From the Desk of Fr. Phil


Last weekend we enjoyed another Family Pasta Night in the hall. Dominic and Isabel DeFilippis and Alex Lupton coordinated the entire event. Many people came on board to help in the hall, the kitchen and behind the scenes before and after. Many of you helped with baking and making the sauce and our Youth Group, under the direction of Betty Alilovic, set up, served and cleaned up after the event. As most of you know, we had another flood during the party and I would like to thank all those who helped me contain the water from entering the hall. Thankfully we were able to continue with the festivities. I think you will better understand what I meant in last week’s bulletin when I said that the monthly maintenance collection is so crucial these days as I continue to deal with the issues of an aging building and the repairs necessary to correct the problems.
What does the expression “serving two masters” and “being anxious” have in common? They both have the same root problem – being divided within oneself. The root word for “anxiety” literally means “being of two minds.” An anxious person is often “tossed to and fro” and paralyzed by fear, indecision, and insecurity. Fear of some bad outcome cripples those afflicted with anxiety. It’s also the case with someone who wants to live in two opposing kingdoms – following God's standards and way of happiness or following the world’s standards of success and happiness. Who is the master in charge of your life? Our “master” is whatever governs our thought-life, shapes our ideals, and controls the desires of our heart and the values we choose to live by. We can be ruled by many different things – the love of money and possessions, the power of position and prestige, the glamour of wealth and fame, and the driving force of unruly passions, harmful desires, and addictive cravings.
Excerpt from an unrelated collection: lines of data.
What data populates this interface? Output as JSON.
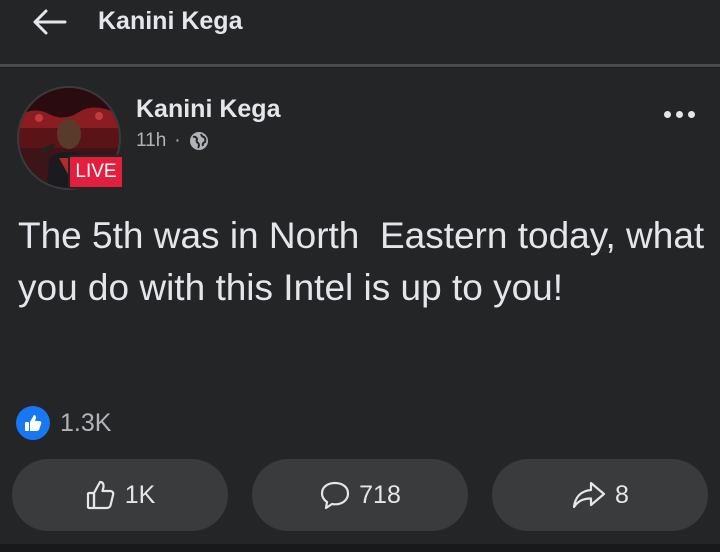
{
  "header": {
    "title": "Kanini Kega",
    "back_icon": "arrow-left-icon"
  },
  "post": {
    "author": "Kanini Kega",
    "live_label": "LIVE",
    "time": "11h",
    "separator": "·",
    "audience_icon": "globe-icon",
    "text": "The 5th was in North  Eastern today, what you do with this Intel is up to you!",
    "reactions": {
      "icon": "like-icon",
      "count": "1.3K"
    },
    "actions": {
      "like_count": "1K",
      "comment_count": "718",
      "share_count": "8"
    }
  },
  "colors": {
    "background": "#242526",
    "button": "#3a3b3c",
    "like_blue": "#1877f2",
    "live_red": "#e41e3f",
    "secondary_text": "#b0b3b8"
  }
}
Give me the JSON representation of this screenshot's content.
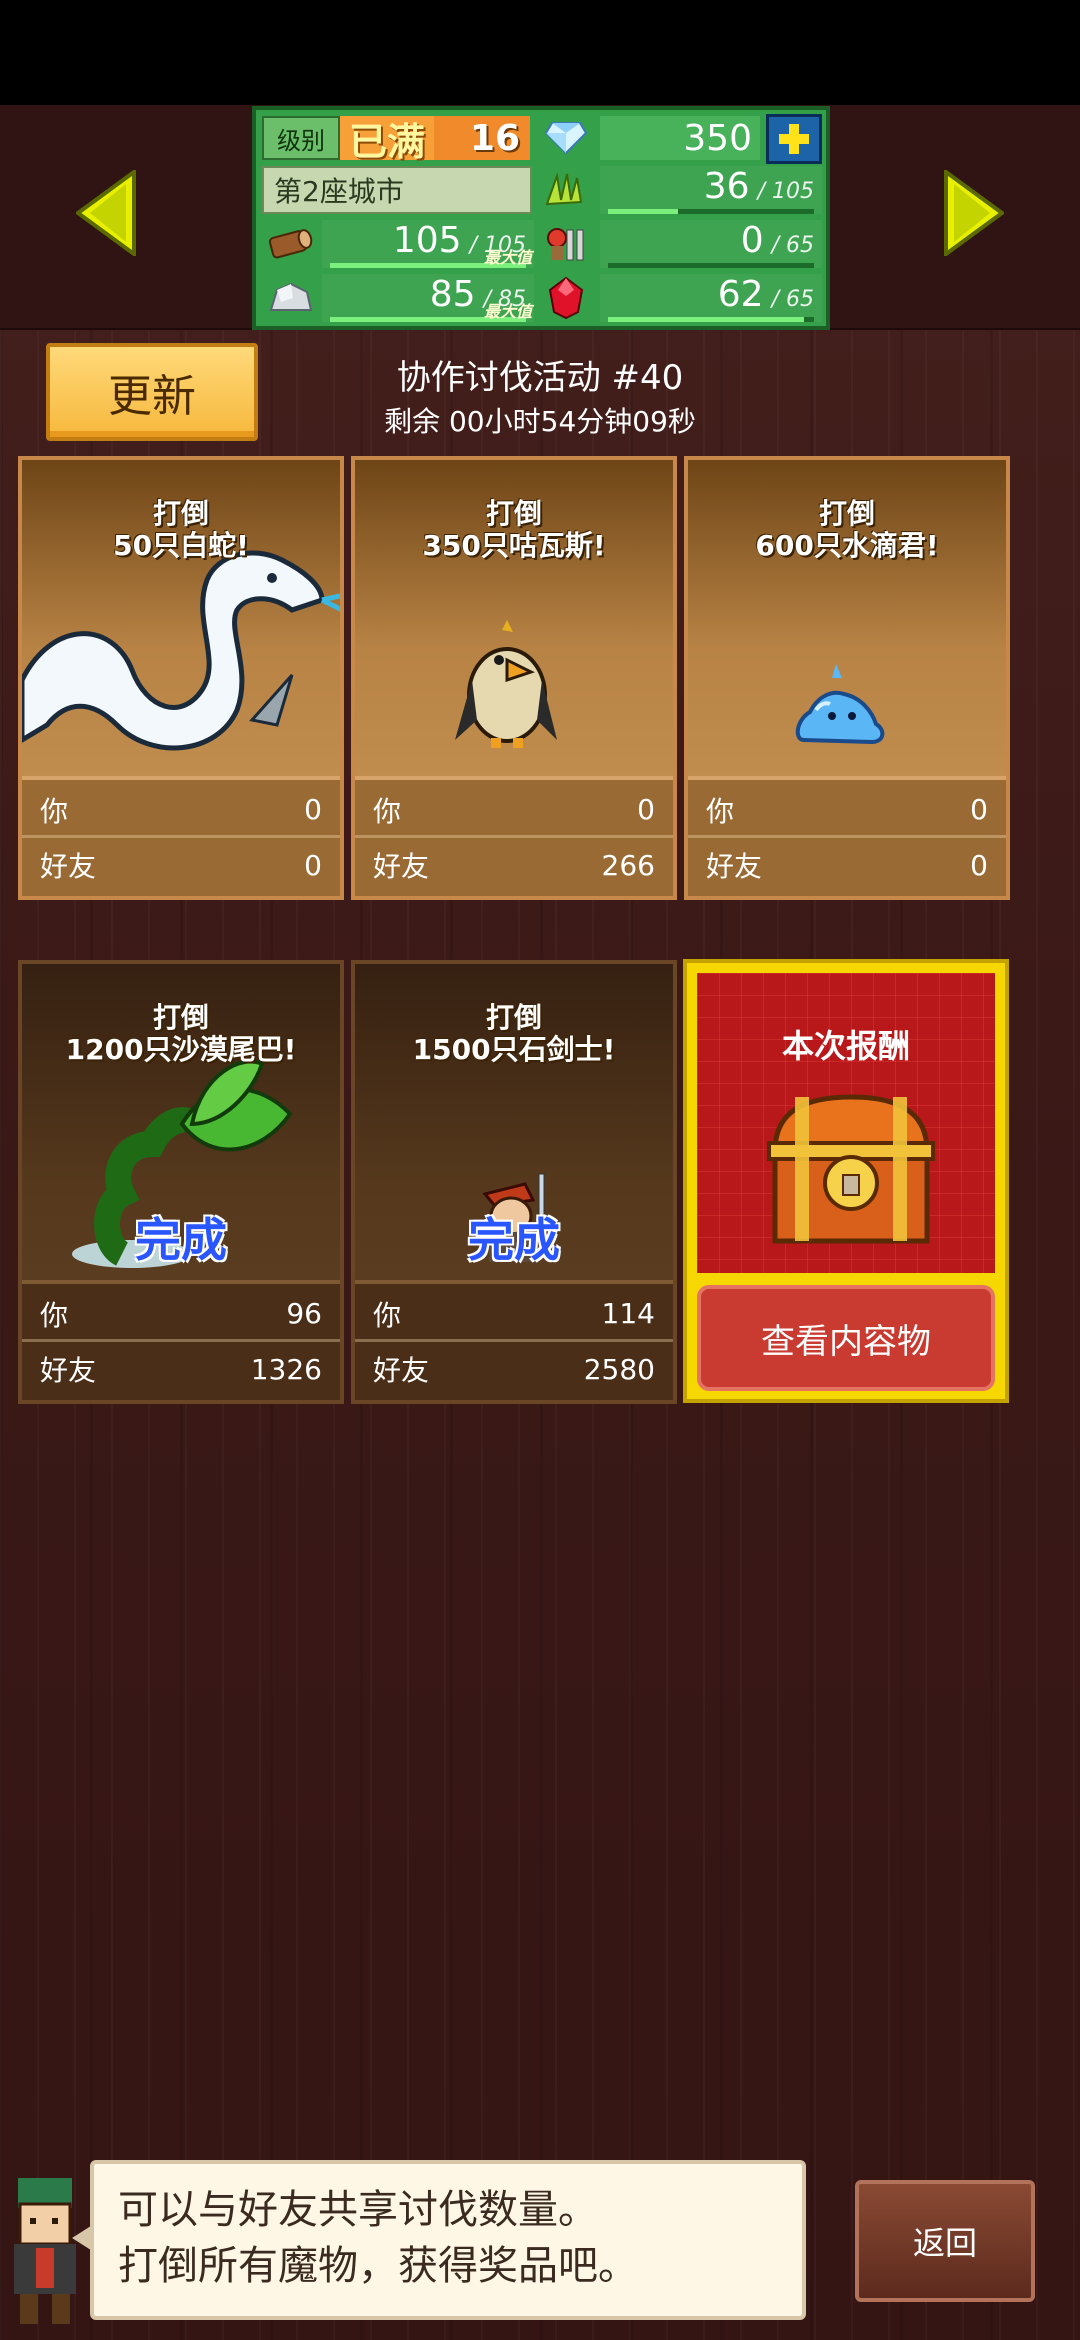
{
  "header": {
    "level_label": "级别",
    "level_max": "已满",
    "level_value": "16",
    "gems": "350",
    "city": "第2座城市",
    "max_tag": "最大值",
    "resources": [
      {
        "icon": "wood-icon",
        "value": "105",
        "max": "105",
        "fill": 1.0
      },
      {
        "icon": "stone-icon",
        "value": "85",
        "max": "85",
        "fill": 1.0
      },
      {
        "icon": "grass-icon",
        "value": "36",
        "max": "105",
        "fill": 0.34
      },
      {
        "icon": "food-icon",
        "value": "0",
        "max": "65",
        "fill": 0.0
      },
      {
        "icon": "ruby-icon",
        "value": "62",
        "max": "65",
        "fill": 0.95
      }
    ]
  },
  "event": {
    "update_label": "更新",
    "title": "协作讨伐活动 #40",
    "timer": "剩余 00小时54分钟09秒"
  },
  "cards": [
    {
      "goal_line1": "打倒",
      "goal_line2": "50只白蛇!",
      "you_label": "你",
      "you": "0",
      "friends_label": "好友",
      "friends": "0",
      "done": ""
    },
    {
      "goal_line1": "打倒",
      "goal_line2": "350只咕瓦斯!",
      "you_label": "你",
      "you": "0",
      "friends_label": "好友",
      "friends": "266",
      "done": ""
    },
    {
      "goal_line1": "打倒",
      "goal_line2": "600只水滴君!",
      "you_label": "你",
      "you": "0",
      "friends_label": "好友",
      "friends": "0",
      "done": ""
    },
    {
      "goal_line1": "打倒",
      "goal_line2": "1200只沙漠尾巴!",
      "you_label": "你",
      "you": "96",
      "friends_label": "好友",
      "friends": "1326",
      "done": "完成"
    },
    {
      "goal_line1": "打倒",
      "goal_line2": "1500只石剑士!",
      "you_label": "你",
      "you": "114",
      "friends_label": "好友",
      "friends": "2580",
      "done": "完成"
    }
  ],
  "reward": {
    "title": "本次报酬",
    "view_label": "查看内容物"
  },
  "dialog": {
    "line1": "可以与好友共享讨伐数量。",
    "line2": "打倒所有魔物，获得奖品吧。"
  },
  "back_label": "返回",
  "colors": {
    "stats_green": "#34a04a",
    "button_gold": "#f6b83c",
    "done_blue": "#2a56ff",
    "reward_red": "#b8181a",
    "reward_frame": "#f6d800"
  }
}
Ultimately the choice of who is our master boils down to two: God or “mammon”. What is mammon? “Mammon” stands for “material wealth or possessions” or whatever tends to “control our appetites and desires.”
There is one master alone who has the power to set us free from slavery to sin, fear, pride, and greed, and a host of other hurtful desires. That master is the Lord Jesus Christ who alone can save us from all that would keep us bound up in fear and anxiety. Jesus used an illustration from nature – the birds and the flowers – to show how God provides for his creatures in the natural order of his creation. God provides ample food, water, light, and heat to sustain all that lives and breathes. How much more can we, who are created in the very image and likeness of God, expect our heavenly Father and creator to sustain not only our physical bodies, but our mind, heart, and soul as well? God our Father is utterly reliable because it is his nature to love, heal, forgive, and make whole again.